Grandiose from the start in both the scale of his work and his self-confidence, museums are indeed the perfect venue for Close’s monumental works. The show offers a generous display of Close’s large-scale nudes and portraits taken (sometimes in sections) with a large-scale Polaroid camera. Also included are some innovative daguerreotypes, a 19th-century technique which Close modernized by using banks of strobe lights. The process behind his productions are unveiled through an exhibit of contact sheets, proofs and photographs scored with ink and masking tape.
As Terrie Sultan remarked, “Close’s nudes seem strangely unsensual, yet when he occasionally turns his attention to flowers, the photographs are downright sexy.” Close’s subjects are mostly himself, friends and family, but he also turned his lens to well-known people.
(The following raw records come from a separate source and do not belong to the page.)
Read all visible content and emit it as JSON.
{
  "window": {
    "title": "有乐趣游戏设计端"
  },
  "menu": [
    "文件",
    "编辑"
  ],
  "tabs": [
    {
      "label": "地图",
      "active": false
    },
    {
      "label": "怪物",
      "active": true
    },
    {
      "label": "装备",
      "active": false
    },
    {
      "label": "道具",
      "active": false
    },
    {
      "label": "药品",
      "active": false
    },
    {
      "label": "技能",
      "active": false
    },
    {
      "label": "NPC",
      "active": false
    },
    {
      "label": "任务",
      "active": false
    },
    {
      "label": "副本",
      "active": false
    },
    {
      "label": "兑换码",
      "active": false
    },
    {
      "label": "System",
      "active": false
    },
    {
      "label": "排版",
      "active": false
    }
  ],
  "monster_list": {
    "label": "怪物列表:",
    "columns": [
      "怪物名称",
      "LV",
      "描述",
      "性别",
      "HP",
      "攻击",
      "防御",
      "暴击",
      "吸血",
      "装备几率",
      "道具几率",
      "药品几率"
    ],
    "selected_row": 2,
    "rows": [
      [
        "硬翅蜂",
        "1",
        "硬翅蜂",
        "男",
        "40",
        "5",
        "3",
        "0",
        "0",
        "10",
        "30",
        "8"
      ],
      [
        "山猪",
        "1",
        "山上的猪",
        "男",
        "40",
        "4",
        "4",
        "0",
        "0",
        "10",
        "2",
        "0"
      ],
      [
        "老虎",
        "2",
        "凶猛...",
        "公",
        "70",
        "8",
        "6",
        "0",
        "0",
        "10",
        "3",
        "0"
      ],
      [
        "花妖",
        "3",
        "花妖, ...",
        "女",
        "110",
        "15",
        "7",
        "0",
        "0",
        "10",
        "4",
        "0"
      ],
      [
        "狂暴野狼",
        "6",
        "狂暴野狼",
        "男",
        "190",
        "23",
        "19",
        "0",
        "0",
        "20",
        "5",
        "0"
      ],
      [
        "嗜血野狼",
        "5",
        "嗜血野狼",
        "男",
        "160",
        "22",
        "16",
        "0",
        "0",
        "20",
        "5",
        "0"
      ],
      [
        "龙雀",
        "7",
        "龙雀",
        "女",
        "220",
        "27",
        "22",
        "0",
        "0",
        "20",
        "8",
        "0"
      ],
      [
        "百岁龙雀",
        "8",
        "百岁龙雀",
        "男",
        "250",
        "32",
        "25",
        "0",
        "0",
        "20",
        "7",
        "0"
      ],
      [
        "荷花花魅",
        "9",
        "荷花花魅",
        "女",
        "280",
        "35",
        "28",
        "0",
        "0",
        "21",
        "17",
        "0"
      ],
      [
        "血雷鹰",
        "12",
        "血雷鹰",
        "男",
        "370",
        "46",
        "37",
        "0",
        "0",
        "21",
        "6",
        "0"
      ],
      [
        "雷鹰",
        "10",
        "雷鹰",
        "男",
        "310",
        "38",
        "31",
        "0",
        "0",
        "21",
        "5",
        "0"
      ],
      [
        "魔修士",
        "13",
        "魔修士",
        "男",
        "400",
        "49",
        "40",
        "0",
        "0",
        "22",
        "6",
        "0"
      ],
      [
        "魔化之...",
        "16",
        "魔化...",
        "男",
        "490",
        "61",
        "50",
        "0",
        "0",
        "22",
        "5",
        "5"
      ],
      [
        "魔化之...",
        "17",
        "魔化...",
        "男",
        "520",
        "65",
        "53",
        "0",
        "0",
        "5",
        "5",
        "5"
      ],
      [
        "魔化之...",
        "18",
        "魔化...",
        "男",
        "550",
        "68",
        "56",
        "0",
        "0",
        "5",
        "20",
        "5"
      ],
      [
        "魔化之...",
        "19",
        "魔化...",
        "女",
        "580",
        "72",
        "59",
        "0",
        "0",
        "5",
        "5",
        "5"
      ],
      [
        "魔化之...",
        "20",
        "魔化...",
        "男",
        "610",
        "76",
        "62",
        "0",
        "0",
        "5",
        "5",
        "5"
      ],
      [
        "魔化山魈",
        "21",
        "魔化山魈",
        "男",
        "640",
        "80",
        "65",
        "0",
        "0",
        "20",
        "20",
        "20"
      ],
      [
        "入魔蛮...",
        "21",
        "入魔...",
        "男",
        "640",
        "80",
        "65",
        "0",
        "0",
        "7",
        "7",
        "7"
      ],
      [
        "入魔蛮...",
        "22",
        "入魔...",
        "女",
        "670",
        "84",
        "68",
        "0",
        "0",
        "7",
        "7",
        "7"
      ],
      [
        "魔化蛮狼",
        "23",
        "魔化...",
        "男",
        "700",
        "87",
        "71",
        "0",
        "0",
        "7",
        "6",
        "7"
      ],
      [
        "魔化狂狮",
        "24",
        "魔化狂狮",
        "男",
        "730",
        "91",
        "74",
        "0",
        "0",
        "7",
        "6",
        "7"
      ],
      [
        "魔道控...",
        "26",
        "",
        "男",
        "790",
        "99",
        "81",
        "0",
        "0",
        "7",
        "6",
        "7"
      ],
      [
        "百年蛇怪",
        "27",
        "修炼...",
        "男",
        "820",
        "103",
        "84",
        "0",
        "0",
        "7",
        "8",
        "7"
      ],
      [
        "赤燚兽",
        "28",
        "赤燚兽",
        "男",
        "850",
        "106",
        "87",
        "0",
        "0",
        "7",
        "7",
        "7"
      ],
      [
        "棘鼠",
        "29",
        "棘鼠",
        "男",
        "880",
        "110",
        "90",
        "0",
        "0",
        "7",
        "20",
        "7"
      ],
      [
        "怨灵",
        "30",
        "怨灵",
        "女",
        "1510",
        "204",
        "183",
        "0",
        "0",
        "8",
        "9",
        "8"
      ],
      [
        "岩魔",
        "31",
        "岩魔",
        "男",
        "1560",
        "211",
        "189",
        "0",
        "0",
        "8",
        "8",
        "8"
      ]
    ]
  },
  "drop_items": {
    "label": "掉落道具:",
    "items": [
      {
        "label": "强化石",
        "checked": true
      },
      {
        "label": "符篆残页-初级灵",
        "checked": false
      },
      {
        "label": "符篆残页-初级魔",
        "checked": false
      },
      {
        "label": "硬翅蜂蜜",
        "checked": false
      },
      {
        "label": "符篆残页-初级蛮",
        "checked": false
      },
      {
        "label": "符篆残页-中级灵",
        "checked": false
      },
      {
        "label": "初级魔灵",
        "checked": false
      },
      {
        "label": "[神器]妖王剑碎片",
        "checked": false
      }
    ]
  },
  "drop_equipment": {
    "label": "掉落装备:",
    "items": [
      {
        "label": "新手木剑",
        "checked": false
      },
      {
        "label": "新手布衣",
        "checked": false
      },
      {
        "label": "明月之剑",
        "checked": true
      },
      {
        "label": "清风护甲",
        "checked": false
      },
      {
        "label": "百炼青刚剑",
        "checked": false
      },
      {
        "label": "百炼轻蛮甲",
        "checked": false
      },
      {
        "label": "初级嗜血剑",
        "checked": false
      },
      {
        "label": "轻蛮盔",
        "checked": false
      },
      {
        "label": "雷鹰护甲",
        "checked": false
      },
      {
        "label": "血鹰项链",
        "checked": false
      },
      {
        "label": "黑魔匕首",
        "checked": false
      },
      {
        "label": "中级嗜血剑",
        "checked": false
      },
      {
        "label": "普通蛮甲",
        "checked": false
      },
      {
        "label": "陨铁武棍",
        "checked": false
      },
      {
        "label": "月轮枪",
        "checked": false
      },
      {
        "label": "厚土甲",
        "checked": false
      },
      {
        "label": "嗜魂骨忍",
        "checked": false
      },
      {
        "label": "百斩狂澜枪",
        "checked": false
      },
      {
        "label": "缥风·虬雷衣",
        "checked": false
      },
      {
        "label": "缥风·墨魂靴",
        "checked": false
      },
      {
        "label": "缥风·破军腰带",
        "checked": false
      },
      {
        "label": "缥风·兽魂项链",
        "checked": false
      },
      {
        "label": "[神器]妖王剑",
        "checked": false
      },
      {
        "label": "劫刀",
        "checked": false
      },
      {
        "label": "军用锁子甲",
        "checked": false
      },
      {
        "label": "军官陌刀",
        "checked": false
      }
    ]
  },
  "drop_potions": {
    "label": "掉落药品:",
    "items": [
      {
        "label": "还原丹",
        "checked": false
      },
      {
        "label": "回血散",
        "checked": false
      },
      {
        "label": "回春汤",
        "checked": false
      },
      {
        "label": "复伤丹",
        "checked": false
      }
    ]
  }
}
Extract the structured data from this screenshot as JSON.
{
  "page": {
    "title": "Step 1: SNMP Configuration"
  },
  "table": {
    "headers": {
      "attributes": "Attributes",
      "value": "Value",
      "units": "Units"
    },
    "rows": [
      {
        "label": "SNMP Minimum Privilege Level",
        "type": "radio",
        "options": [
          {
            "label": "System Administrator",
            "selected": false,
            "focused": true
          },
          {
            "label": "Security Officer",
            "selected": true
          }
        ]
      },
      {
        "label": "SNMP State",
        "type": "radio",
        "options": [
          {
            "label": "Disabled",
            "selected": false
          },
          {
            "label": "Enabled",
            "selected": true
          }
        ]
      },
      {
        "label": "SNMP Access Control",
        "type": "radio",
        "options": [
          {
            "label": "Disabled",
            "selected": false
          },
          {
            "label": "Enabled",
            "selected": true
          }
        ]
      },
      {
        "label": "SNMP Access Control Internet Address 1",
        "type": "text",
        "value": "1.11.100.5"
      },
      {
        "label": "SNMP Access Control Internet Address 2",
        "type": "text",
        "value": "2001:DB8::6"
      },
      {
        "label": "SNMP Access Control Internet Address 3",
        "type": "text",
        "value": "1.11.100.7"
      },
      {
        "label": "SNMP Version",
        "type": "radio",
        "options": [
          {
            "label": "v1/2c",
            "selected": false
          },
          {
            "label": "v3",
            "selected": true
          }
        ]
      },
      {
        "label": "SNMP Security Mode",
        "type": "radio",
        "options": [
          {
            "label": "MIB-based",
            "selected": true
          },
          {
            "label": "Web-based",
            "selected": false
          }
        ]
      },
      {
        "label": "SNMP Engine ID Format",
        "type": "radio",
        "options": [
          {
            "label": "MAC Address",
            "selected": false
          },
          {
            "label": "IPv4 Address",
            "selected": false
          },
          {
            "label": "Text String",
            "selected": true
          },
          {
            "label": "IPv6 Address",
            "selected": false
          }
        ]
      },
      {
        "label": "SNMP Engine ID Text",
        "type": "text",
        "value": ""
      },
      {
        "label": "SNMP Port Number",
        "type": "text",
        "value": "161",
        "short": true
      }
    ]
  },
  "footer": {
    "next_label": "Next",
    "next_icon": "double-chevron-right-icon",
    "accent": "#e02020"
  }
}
The shows includes portraits of Kate Moss, Alec Baldwin, Bill and Hillary Clinton as you’ve never seen them.
A nice relief from Close’s soul-baring close-ups is the Museum of Art’s downstairs exhibit: “Bellissima: Italy and High Fashion 1945-1968 (through June 5th), presented by Bvlgari. It was a great era for fashion, and I wanted all the clothes. Be sure to watch the clips from Italian films of that era, where stunning outfits are worn by women shooting handguns or traipsing through fountains in Fellini films.